Л.Б.: На самом деле, я вообще не очень представляю, что должно у нас произойти, чтобы это всерьез кого-нибудь возмутило. Ничего не вызывает общественного возмущения, просто ничего.

Б.Д.: Я случайно был свидетелем одной такой акции. Я был на маленьком круглом столе в Париже. Небольшой семинар, который как раз был посвящен тому, что сейчас происходит в России. В основном это были люди, так или иначе занимающиеся Восточной Европой, Россией. Много было коллег, которых я знаю, просто хороших друзей и, в частности, там зашел разговор о самых-самых свежих новостях. И я им рассказал про ситуацию на соцфаке МГУ. Смотрю, по мере рассказа какое-то шевеление начинает происходить в аудитории. Какой-то лист начинает ходить по рядам, какими-то бумажками они начинают обмениваться, и где-то ближе к завершению нашей встречи один из людей, который вел этот круглый стол, говорит: «Мы составили проект письма руководству университета, в Академию Наук, в другие инстанции и российские массмедиа о том, что нас беспокоит ситуация на соцфаке. Мы выражаем надежду на то, что она будет разрешена правовым и эффективным способом». Все, кто должен подписаться, подойдут к Алену и подпишут эту бумагу.

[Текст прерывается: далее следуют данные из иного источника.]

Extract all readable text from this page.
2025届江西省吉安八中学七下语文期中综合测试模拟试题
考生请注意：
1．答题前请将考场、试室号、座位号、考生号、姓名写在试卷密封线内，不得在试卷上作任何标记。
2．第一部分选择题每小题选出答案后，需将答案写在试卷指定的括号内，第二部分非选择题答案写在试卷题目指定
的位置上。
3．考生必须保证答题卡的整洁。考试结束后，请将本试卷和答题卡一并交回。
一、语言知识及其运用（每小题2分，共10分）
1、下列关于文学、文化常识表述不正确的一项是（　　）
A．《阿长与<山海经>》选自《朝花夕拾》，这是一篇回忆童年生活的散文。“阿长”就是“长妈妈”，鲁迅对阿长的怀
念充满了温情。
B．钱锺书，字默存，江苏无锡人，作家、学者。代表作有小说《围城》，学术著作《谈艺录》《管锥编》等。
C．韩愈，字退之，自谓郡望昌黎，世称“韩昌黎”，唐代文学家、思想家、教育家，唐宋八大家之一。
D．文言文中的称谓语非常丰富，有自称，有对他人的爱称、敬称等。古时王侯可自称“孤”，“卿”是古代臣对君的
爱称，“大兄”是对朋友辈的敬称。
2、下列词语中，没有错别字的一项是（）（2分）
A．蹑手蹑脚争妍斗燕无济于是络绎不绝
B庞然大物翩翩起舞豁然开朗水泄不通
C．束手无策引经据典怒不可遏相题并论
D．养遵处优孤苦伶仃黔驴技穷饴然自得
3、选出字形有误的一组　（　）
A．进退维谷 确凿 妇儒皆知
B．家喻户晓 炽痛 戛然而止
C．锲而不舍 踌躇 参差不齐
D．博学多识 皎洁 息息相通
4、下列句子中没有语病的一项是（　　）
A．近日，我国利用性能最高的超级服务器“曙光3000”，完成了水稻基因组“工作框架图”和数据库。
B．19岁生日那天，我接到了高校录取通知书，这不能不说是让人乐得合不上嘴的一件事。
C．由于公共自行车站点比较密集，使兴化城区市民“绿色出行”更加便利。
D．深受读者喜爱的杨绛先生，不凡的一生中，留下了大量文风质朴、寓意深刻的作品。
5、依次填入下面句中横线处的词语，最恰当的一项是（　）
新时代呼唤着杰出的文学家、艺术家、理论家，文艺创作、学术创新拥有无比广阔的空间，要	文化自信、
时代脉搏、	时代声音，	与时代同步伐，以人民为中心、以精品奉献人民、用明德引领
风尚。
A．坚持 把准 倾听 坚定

Л.Б.: И это все мгновенно, без всяких вопросов?

Б.Д.: Да, это произошло моментально. Это были французы, люди, привыкшие к тому, что если они захотят, то нужно или выходить на площадь, или писать коллективное письмо, или создавать какую-нибудь организацию и заявлять о ее существовании. Это их вековая привычка, начиная с дела Дрейфуса и до нынешнего дня. Это элемент их политической культуры, профессионального достоинства. Есть ведь разные виды солидарности. Некоторые из них являются конформизмом, а некоторые все-таки являются солидарностью. Если человек присоединяется к тому, во что он реально верит, а не присоединяется к кому-то, потому что он чего-то боится. В данном случае это было соединение людей, которые верили в то, что нужно именно так и что их обращение может на что-то повлиять. Если такого самоощущения нет, если нет уверенности, что такое ощущение есть в других, тогда как в России – каждый за себя.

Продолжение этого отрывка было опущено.